You know, I know this steak doesn't exist. I know that when I put it in my mouth, the Matrix is telling my brain that it is juicy and delicious. After nine years, you know what I realize? Ignorance is bliss.
~Cypher, The Matrix
If I stayed in the 'awake reality' for too long, I'd end up in a nice, soft room with one of those jackets that does up at the back!
Being a 'deep thinker' is a bastard. I do have to pull myself back from the brink of the rabbit hole sometimes, and just enjoy the now without analysing the analysis of the analysis. It's self protection.
No one would know or care if I drove myself mad with it.
I'm glad you had a nice evening.
Thanks for this Todd... it's a relief to share ....my Thanksgiving dinner last night was the same - a mixture of my children/grandchildren and step kids, at my house. Not a big group, but all happily munching away, complaining about eating way too much (again!), and everything else was happy, happy (in that superficial sort of way, where nobody really says anything that's completely honest).
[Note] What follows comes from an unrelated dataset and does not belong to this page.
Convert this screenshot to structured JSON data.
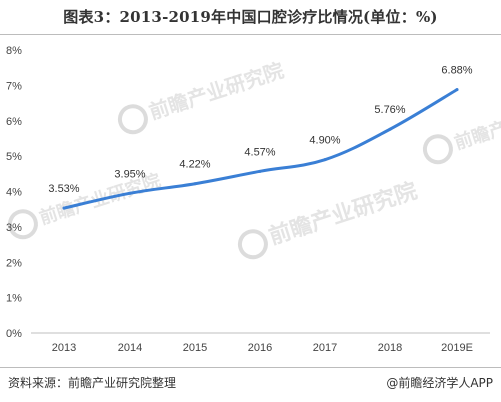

My husband and I have agreed, awhile ago, to keep these family gatherings in Clown land, where the sheep live in their pretty little bubbles. We've realized the bubbles are unbreakable, held firmly in place by fear, and I personally have decided it's not my job to try to puncture them. I've tried for over 3 long years and, for my trouble, have only suffered painfully long lectures and rants about my lunacy.
So now... and I noticed this, big time, yesterday... I have tossed their ship's line into the sea and let them drift away, into their own future, the one of their own making. That's always the way it is with our kids anyway.... we think we can help them shape their future, but we can't really... it's always been theirs and theirs alone. The result of this (mostly unconscious decision/choice) was that I didn't really enjoy our dinner last night - I pretended to. I think I presented myself as I always am, but underneath, I felt distant, alone, and as if I'd just lost the people who are most important to me. Which is exactly what has happened. I just can't hold them close as I used to. I thought I could, but I can't. They live in a world that doesn't exist, and maybe I do too... but it is not the same world and I can no longer reach them and it is heartbreaking ....
It seems everyone had a wonderful Thanksgiving dinner, except me. It does make that Land of Denial look rather appealing, doesn't it?